Hello. I have two unrelated ochem questions. I'm taking the MCAT before sitting through an ochem course (it works better for me logistically) so I am having to teach MCAT ochem to myself. I appologize if these are basic questions, but hear me out.
1) Why are alcohol groups electron donating? Oxygen is electronegative, so I would suspect induction.
2) I don't get the process of alkylation by alkyl halides. I'm specifically referring to a problem covering acetoacetic ester synthesis in which an alpha hydrogen is removed by a base and is replaced by an R group that was previously attached to a halide (both the base and the R-X were present in this step). After the hydrogen is removed from the alpha carbon, doesn't that carbon assume a positive charge? An R-X molecule will have a negative partial charge on the X, making it a nucleophile, so why doesn't the X attack the alpha carbon? Or does it? Edit: To clarify, the product contains the alpha carbon with one H and the R attached to it.
good questions:
1) Hydroxyl groups are only electron donating when they are directly attached to an sp2 (or sp, but this never happens) hybridized atom. The reason for this is that the oxygen can donate a lone pair into the sp2 hybridized atom (resonance) to stabilize it. Thus, electron donation by hydroxyl groups is a resonance effect. This is seen most commonly when a hydroxyl group is directly attached to a carbocation, or in phenol derivatives (hydroxyl group directly attached to benzene ring). A carbocation is sp2 hybridized, and benzene ring carbons are also sp2 hybridized. The same thing is seen with neutral amines. However, if the hydroxyl group is not directly attached to an sp2 hybridized atom, it functions as an electron withdrawing group, since it can't dump its electrons to an adjacent atom, but has high electronegativity.
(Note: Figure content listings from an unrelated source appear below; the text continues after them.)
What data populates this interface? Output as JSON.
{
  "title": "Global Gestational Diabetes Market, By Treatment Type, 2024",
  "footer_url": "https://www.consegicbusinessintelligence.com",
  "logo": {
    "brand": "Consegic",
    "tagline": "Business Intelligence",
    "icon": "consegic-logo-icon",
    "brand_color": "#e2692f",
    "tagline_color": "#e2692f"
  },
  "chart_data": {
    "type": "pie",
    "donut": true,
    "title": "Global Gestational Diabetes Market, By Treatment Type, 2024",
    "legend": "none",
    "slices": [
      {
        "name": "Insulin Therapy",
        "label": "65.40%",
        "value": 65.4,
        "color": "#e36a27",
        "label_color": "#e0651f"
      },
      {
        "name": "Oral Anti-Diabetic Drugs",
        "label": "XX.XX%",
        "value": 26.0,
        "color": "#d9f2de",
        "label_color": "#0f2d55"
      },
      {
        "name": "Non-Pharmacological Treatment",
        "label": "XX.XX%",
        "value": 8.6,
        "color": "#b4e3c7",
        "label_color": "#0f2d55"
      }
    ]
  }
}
2) Before I go through this, I have to go through a quick review of hydrogen and some related topics since you seemed to use them interchangeably in your question.
Hydrogen is an
element and consists of one proton and one electron, so it has no net charge. Since it only has one electron, it's not paired, so hydrogen is a
radical.
Hydride is an
ion and consists of one proton and two electrons, so it has a net charge of
-1. It is not a radical, it has a lone pair of electrons. A
proton is also an
ion, and since it's just a proton, it has a net charge of
+1.
Another thing: Bronsted acid/base reactions involve transfer of
protons, not hydrogen radicals or hydride ions.
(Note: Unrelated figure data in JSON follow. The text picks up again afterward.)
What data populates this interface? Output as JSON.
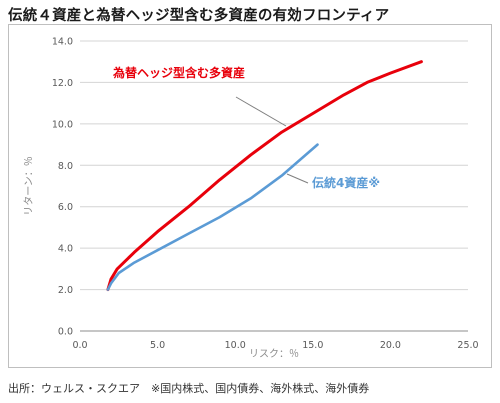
{
  "title": "伝統４資産と為替ヘッジ型含む多資産の有効フロンティア",
  "source_note": "出所：ウェルス・スクエア　※国内株式、国内債券、海外株式、海外債券",
  "chart_data": {
    "type": "line",
    "xlabel": "リスク：％",
    "ylabel": "リターン：％",
    "xlim": [
      0,
      25
    ],
    "ylim": [
      0,
      14
    ],
    "x_ticks": [
      "0.0",
      "5.0",
      "10.0",
      "15.0",
      "20.0",
      "25.0"
    ],
    "y_ticks": [
      "0.0",
      "2.0",
      "4.0",
      "6.0",
      "8.0",
      "10.0",
      "12.0",
      "14.0"
    ],
    "grid": "horizontal",
    "series": [
      {
        "name": "為替ヘッジ型含む多資産",
        "color": "#e8000b",
        "points": [
          [
            1.8,
            2.0
          ],
          [
            2.0,
            2.5
          ],
          [
            2.4,
            3.0
          ],
          [
            3.5,
            3.8
          ],
          [
            5.0,
            4.8
          ],
          [
            7.0,
            6.0
          ],
          [
            9.0,
            7.3
          ],
          [
            11.0,
            8.5
          ],
          [
            13.0,
            9.6
          ],
          [
            15.0,
            10.5
          ],
          [
            17.0,
            11.4
          ],
          [
            18.5,
            12.0
          ],
          [
            20.0,
            12.45
          ],
          [
            22.0,
            13.0
          ]
        ]
      },
      {
        "name": "伝統4資産※",
        "color": "#5b9bd5",
        "points": [
          [
            1.8,
            2.0
          ],
          [
            2.0,
            2.3
          ],
          [
            2.5,
            2.8
          ],
          [
            3.5,
            3.3
          ],
          [
            5.0,
            3.9
          ],
          [
            7.0,
            4.7
          ],
          [
            9.0,
            5.5
          ],
          [
            11.0,
            6.4
          ],
          [
            13.0,
            7.5
          ],
          [
            15.3,
            9.0
          ]
        ]
      }
    ]
  }
}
Ok, nowwwwww, let's look at the question:
Start with acetoacetate, add base. I just added a base, so that means that I'm going to pull off a
proton. So what happens when I remove a proton? Well, I get a carbanion at the alpha carbon (it was neutral before, then I removed a proton so I should have a negative charge. Put another way, the proton I removed was once part of a C-H bond, and both of the electrons in the C-H bond are now part of a lone pair on the carbon). The carbanion is stabilized as an enolate, but effectively, an enolate is just a carbon nucleophile at the alpha carbon. So your deprotonated aceotacetate is a nucleophile, not an electrophile. So now you add your alkyl halide, R-X, and the acetoacetate nucleophile attacks the alkyl halide just like any other nucleophile would, displacing X- as a leaving group.
When in doubt, think about it like this: You've added a base. In a normal acid/base reaction, when you add a base to an acid, the base gets protonated so its charge goes up by 1 (becomes more positive/less negative), and the acid gets deprotonated so its charge goes down by 1 (becomes less positive/more negative).